In light of probate fee  increases, is now the right time to take out an investment bond and wrap around a probate trust?

From April 2019, the amount of probate fees payable will depend on how much the estate is worth, meaning some estates will pay almost £6,000 more than the current flat fee. These fee increases leave advisers with interesting choices: is not the right time to use a probate trust? And  what kind of probate trust is the right one?

Choosing the right probate trust

When valuing the estate for probate purposes you must include everything that was owned, by the deceased, immediately before death.  This would not include failed gifts or assets held in trust for the deceased both of which would be included for inheritance tax purposes.

Clients face a choice between two options when using a probate trust to speed up the distribution of assets after a death – should they use a bare probate trust or a discretionary probate trust?

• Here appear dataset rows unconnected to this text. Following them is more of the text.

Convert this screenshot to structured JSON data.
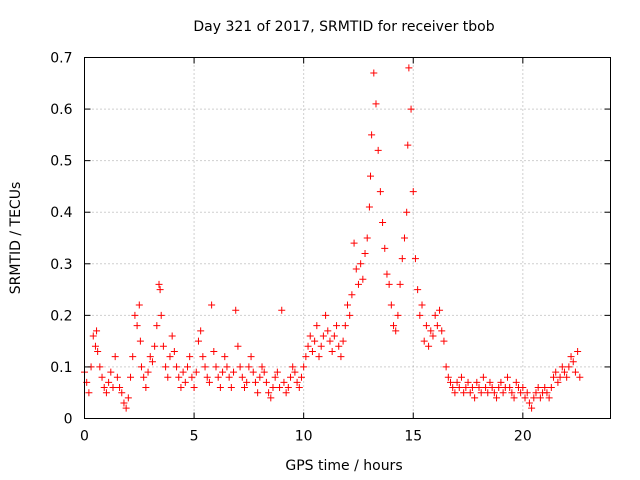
{
  "chart_data": {
    "type": "scatter",
    "title": "Day 321 of 2017, SRMTID for receiver tbob",
    "xlabel": "GPS time / hours",
    "ylabel": "SRMTID / TECUs",
    "xlim": [
      0,
      24
    ],
    "ylim": [
      0,
      0.7
    ],
    "x_ticks": [
      0,
      5,
      10,
      15,
      20
    ],
    "x_tick_labels": [
      "0",
      "5",
      "10",
      "15",
      "20"
    ],
    "y_ticks": [
      0,
      0.1,
      0.2,
      0.3,
      0.4,
      0.5,
      0.6,
      0.7
    ],
    "y_tick_labels": [
      "0",
      "0.1",
      "0.2",
      "0.3",
      "0.4",
      "0.5",
      "0.6",
      "0.7"
    ],
    "grid": true,
    "marker": "plus",
    "marker_color": "#ff0000",
    "series": [
      {
        "name": "SRMTID",
        "x": [
          0.0,
          0.1,
          0.2,
          0.3,
          0.4,
          0.5,
          0.55,
          0.6,
          0.7,
          0.8,
          0.9,
          1.0,
          1.1,
          1.2,
          1.3,
          1.4,
          1.5,
          1.6,
          1.7,
          1.8,
          1.9,
          2.0,
          2.1,
          2.2,
          2.3,
          2.4,
          2.5,
          2.55,
          2.6,
          2.7,
          2.8,
          2.9,
          3.0,
          3.1,
          3.2,
          3.3,
          3.4,
          3.45,
          3.5,
          3.6,
          3.7,
          3.8,
          3.9,
          4.0,
          4.1,
          4.2,
          4.3,
          4.4,
          4.5,
          4.6,
          4.7,
          4.8,
          4.9,
          5.0,
          5.1,
          5.2,
          5.3,
          5.4,
          5.5,
          5.6,
          5.7,
          5.8,
          5.9,
          6.0,
          6.1,
          6.2,
          6.3,
          6.4,
          6.5,
          6.6,
          6.7,
          6.8,
          6.9,
          7.0,
          7.1,
          7.2,
          7.3,
          7.4,
          7.5,
          7.6,
          7.7,
          7.8,
          7.9,
          8.0,
          8.1,
          8.2,
          8.3,
          8.4,
          8.5,
          8.6,
          8.7,
          8.8,
          8.9,
          9.0,
          9.1,
          9.2,
          9.3,
          9.4,
          9.5,
          9.6,
          9.7,
          9.8,
          9.9,
          10.0,
          10.1,
          10.2,
          10.3,
          10.4,
          10.5,
          10.6,
          10.7,
          10.8,
          10.9,
          11.0,
          11.1,
          11.2,
          11.3,
          11.4,
          11.5,
          11.6,
          11.7,
          11.8,
          11.9,
          12.0,
          12.1,
          12.2,
          12.3,
          12.4,
          12.5,
          12.6,
          12.7,
          12.8,
          12.9,
          13.0,
          13.05,
          13.1,
          13.2,
          13.3,
          13.4,
          13.5,
          13.6,
          13.7,
          13.8,
          13.9,
          14.0,
          14.1,
          14.2,
          14.3,
          14.4,
          14.5,
          14.6,
          14.7,
          14.75,
          14.8,
          14.9,
          15.0,
          15.1,
          15.2,
          15.3,
          15.4,
          15.5,
          15.6,
          15.7,
          15.8,
          15.9,
          16.0,
          16.1,
          16.2,
          16.3,
          16.4,
          16.5,
          16.6,
          16.7,
          16.8,
          16.9,
          17.0,
          17.1,
          17.2,
          17.3,
          17.4,
          17.5,
          17.6,
          17.7,
          17.8,
          17.9,
          18.0,
          18.1,
          18.2,
          18.3,
          18.4,
          18.5,
          18.6,
          18.7,
          18.8,
          18.9,
          19.0,
          19.1,
          19.2,
          19.3,
          19.4,
          19.5,
          19.6,
          19.7,
          19.8,
          19.9,
          20.0,
          20.1,
          20.2,
          20.3,
          20.4,
          20.5,
          20.6,
          20.7,
          20.8,
          20.9,
          21.0,
          21.1,
          21.2,
          21.3,
          21.4,
          21.5,
          21.6,
          21.7,
          21.8,
          21.9,
          22.0,
          22.1,
          22.2,
          22.3,
          22.4,
          22.5,
          22.6
        ],
        "y": [
          0.09,
          0.07,
          0.05,
          0.1,
          0.16,
          0.14,
          0.17,
          0.13,
          0.1,
          0.08,
          0.06,
          0.05,
          0.07,
          0.09,
          0.06,
          0.12,
          0.08,
          0.06,
          0.05,
          0.03,
          0.02,
          0.04,
          0.08,
          0.12,
          0.2,
          0.18,
          0.22,
          0.15,
          0.1,
          0.08,
          0.06,
          0.09,
          0.12,
          0.11,
          0.14,
          0.18,
          0.26,
          0.25,
          0.2,
          0.14,
          0.1,
          0.08,
          0.12,
          0.16,
          0.13,
          0.1,
          0.08,
          0.06,
          0.09,
          0.07,
          0.1,
          0.12,
          0.08,
          0.06,
          0.09,
          0.15,
          0.17,
          0.12,
          0.1,
          0.08,
          0.07,
          0.22,
          0.13,
          0.1,
          0.08,
          0.06,
          0.09,
          0.12,
          0.1,
          0.08,
          0.06,
          0.09,
          0.21,
          0.14,
          0.1,
          0.08,
          0.06,
          0.07,
          0.1,
          0.12,
          0.09,
          0.07,
          0.05,
          0.08,
          0.1,
          0.09,
          0.07,
          0.05,
          0.04,
          0.06,
          0.08,
          0.09,
          0.06,
          0.21,
          0.07,
          0.05,
          0.06,
          0.08,
          0.1,
          0.09,
          0.07,
          0.06,
          0.08,
          0.1,
          0.12,
          0.14,
          0.16,
          0.13,
          0.15,
          0.18,
          0.12,
          0.14,
          0.16,
          0.2,
          0.17,
          0.15,
          0.13,
          0.16,
          0.18,
          0.14,
          0.12,
          0.15,
          0.18,
          0.22,
          0.2,
          0.24,
          0.34,
          0.29,
          0.26,
          0.3,
          0.27,
          0.32,
          0.35,
          0.41,
          0.47,
          0.55,
          0.67,
          0.61,
          0.52,
          0.44,
          0.38,
          0.33,
          0.28,
          0.26,
          0.22,
          0.18,
          0.17,
          0.2,
          0.26,
          0.31,
          0.35,
          0.4,
          0.53,
          0.68,
          0.6,
          0.44,
          0.31,
          0.25,
          0.2,
          0.22,
          0.15,
          0.18,
          0.14,
          0.17,
          0.16,
          0.2,
          0.18,
          0.21,
          0.17,
          0.15,
          0.1,
          0.08,
          0.07,
          0.06,
          0.05,
          0.07,
          0.06,
          0.08,
          0.05,
          0.06,
          0.07,
          0.05,
          0.06,
          0.04,
          0.07,
          0.06,
          0.05,
          0.08,
          0.06,
          0.05,
          0.07,
          0.06,
          0.05,
          0.04,
          0.06,
          0.07,
          0.05,
          0.06,
          0.08,
          0.06,
          0.05,
          0.04,
          0.07,
          0.06,
          0.05,
          0.06,
          0.04,
          0.05,
          0.03,
          0.02,
          0.04,
          0.05,
          0.06,
          0.04,
          0.05,
          0.06,
          0.05,
          0.04,
          0.06,
          0.08,
          0.09,
          0.07,
          0.08,
          0.1,
          0.09,
          0.08,
          0.1,
          0.12,
          0.11,
          0.09,
          0.13,
          0.08
        ]
      }
    ]
  }
}
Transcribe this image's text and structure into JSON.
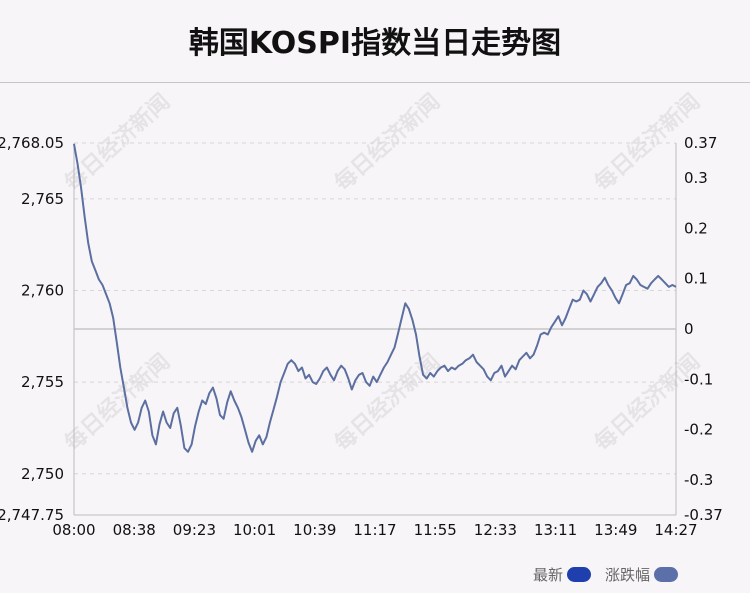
{
  "title": "韩国KOSPI指数当日走势图",
  "watermark": "每日经济新闻",
  "legend": [
    {
      "label": "最新",
      "color": "#1f3fae"
    },
    {
      "label": "涨跌幅",
      "color": "#5b6fa8"
    }
  ],
  "colors": {
    "line": "#5b6fa0",
    "grid": "#d8d4d8",
    "axis": "#bbbbbb",
    "baseline": "#c6c6c6"
  },
  "chart_data": {
    "type": "line",
    "title": "韩国KOSPI指数当日走势图",
    "xlabel": "",
    "ylabel": "",
    "x_ticks": [
      "08:00",
      "08:38",
      "09:23",
      "10:01",
      "10:39",
      "11:17",
      "11:55",
      "12:33",
      "13:11",
      "13:49",
      "14:27"
    ],
    "y_left_ticks": [
      "2,768.05",
      "2,765",
      "2,760",
      "2,755",
      "2,750",
      "2,747.75"
    ],
    "y_left_tick_values": [
      2768.05,
      2765,
      2760,
      2755,
      2750,
      2747.75
    ],
    "y_right_ticks": [
      "0.37",
      "0.3",
      "0.2",
      "0.1",
      "0",
      "-0.1",
      "-0.2",
      "-0.3",
      "-0.37"
    ],
    "y_right_tick_values": [
      0.37,
      0.3,
      0.2,
      0.1,
      0,
      -0.1,
      -0.2,
      -0.3,
      -0.37
    ],
    "ylim_left": [
      2747.75,
      2768.05
    ],
    "ylim_right": [
      -0.37,
      0.37
    ],
    "baseline_value": 2757.9,
    "grid": true,
    "series": [
      {
        "values": [
          2768.0,
          2766.9,
          2765.6,
          2764.0,
          2762.6,
          2761.6,
          2761.1,
          2760.6,
          2760.3,
          2759.8,
          2759.3,
          2758.5,
          2757.2,
          2755.8,
          2754.7,
          2753.6,
          2752.8,
          2752.4,
          2752.8,
          2753.6,
          2754.0,
          2753.4,
          2752.1,
          2751.6,
          2752.7,
          2753.4,
          2752.8,
          2752.5,
          2753.3,
          2753.6,
          2752.6,
          2751.4,
          2751.2,
          2751.6,
          2752.6,
          2753.4,
          2754.0,
          2753.8,
          2754.4,
          2754.7,
          2754.1,
          2753.2,
          2753.0,
          2753.9,
          2754.5,
          2754.0,
          2753.6,
          2753.1,
          2752.4,
          2751.7,
          2751.2,
          2751.8,
          2752.1,
          2751.6,
          2752.0,
          2752.8,
          2753.5,
          2754.2,
          2755.0,
          2755.5,
          2756.0,
          2756.2,
          2756.0,
          2755.6,
          2755.8,
          2755.2,
          2755.4,
          2755.0,
          2754.9,
          2755.2,
          2755.6,
          2755.8,
          2755.4,
          2755.1,
          2755.6,
          2755.9,
          2755.7,
          2755.2,
          2754.6,
          2755.1,
          2755.4,
          2755.5,
          2755.0,
          2754.8,
          2755.3,
          2755.0,
          2755.4,
          2755.8,
          2756.1,
          2756.5,
          2756.9,
          2757.7,
          2758.5,
          2759.3,
          2759.0,
          2758.4,
          2757.6,
          2756.4,
          2755.4,
          2755.2,
          2755.5,
          2755.3,
          2755.6,
          2755.8,
          2755.9,
          2755.6,
          2755.8,
          2755.7,
          2755.9,
          2756.0,
          2756.2,
          2756.3,
          2756.5,
          2756.1,
          2755.9,
          2755.7,
          2755.3,
          2755.1,
          2755.5,
          2755.6,
          2755.9,
          2755.3,
          2755.6,
          2755.9,
          2755.7,
          2756.2,
          2756.4,
          2756.6,
          2756.3,
          2756.5,
          2757.0,
          2757.6,
          2757.7,
          2757.6,
          2758.0,
          2758.3,
          2758.6,
          2758.1,
          2758.5,
          2759.0,
          2759.5,
          2759.4,
          2759.5,
          2760.0,
          2759.8,
          2759.4,
          2759.8,
          2760.2,
          2760.4,
          2760.7,
          2760.3,
          2760.0,
          2759.6,
          2759.3,
          2759.8,
          2760.3,
          2760.4,
          2760.8,
          2760.6,
          2760.3,
          2760.2,
          2760.1,
          2760.4,
          2760.6,
          2760.8,
          2760.6,
          2760.4,
          2760.2,
          2760.3,
          2760.2
        ]
      }
    ]
  }
}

Under both the client can still receive benefits from the policy (withdrawals or partial surrenders).  However on death the family does not have to wait for the formalities of probate to be completed, provided that there is at least one surviving trustee and the value is not included in the estate for probate purposes. 

Probate Discretionary Trust

Assessing whether inheritance tax entry charges, periodic charges every ten years and exit charges apply, as well as the annoyance of sending in forms even if no tax is payable, is a probate discretionary trust worth it?

A transfer into a probate discretionary trust will be a chargeable lifetime transfer (CLT). This will create an entry charge if the value of the gift, when added to any other CLTs made in the previous seven years, exceeds the current nil rate band (£325,000).

On each and every tenth anniversary the trustees will need to assess whether a periodic charge is payable. A periodic charge will be payable if the value of the trust plus distributions to beneficiaries in the previous ten years exceeds the trust’s available nil rate band. If the value of the bond is within the available nil rate band no periodic charge would be payable but the trustees still need to follow their ongoing administration duties and complete paperwork where required.

With a probate discretionary trust there can be a wide range of potential beneficiaries as well as the settlor. As the settlor is a potential beneficiary, this will be a gift with reservation. The value of the bond will be in the settlor’s estate for inheritance tax purposes at the time of death, but there is the potential to benefit from the double charge relief.

As the settlor is not the sole beneficiary, under the probate discretionary trust the trustees also have the authority, and the discretion, to make payments to the intended beneficiaries of the trust, without any need for probate.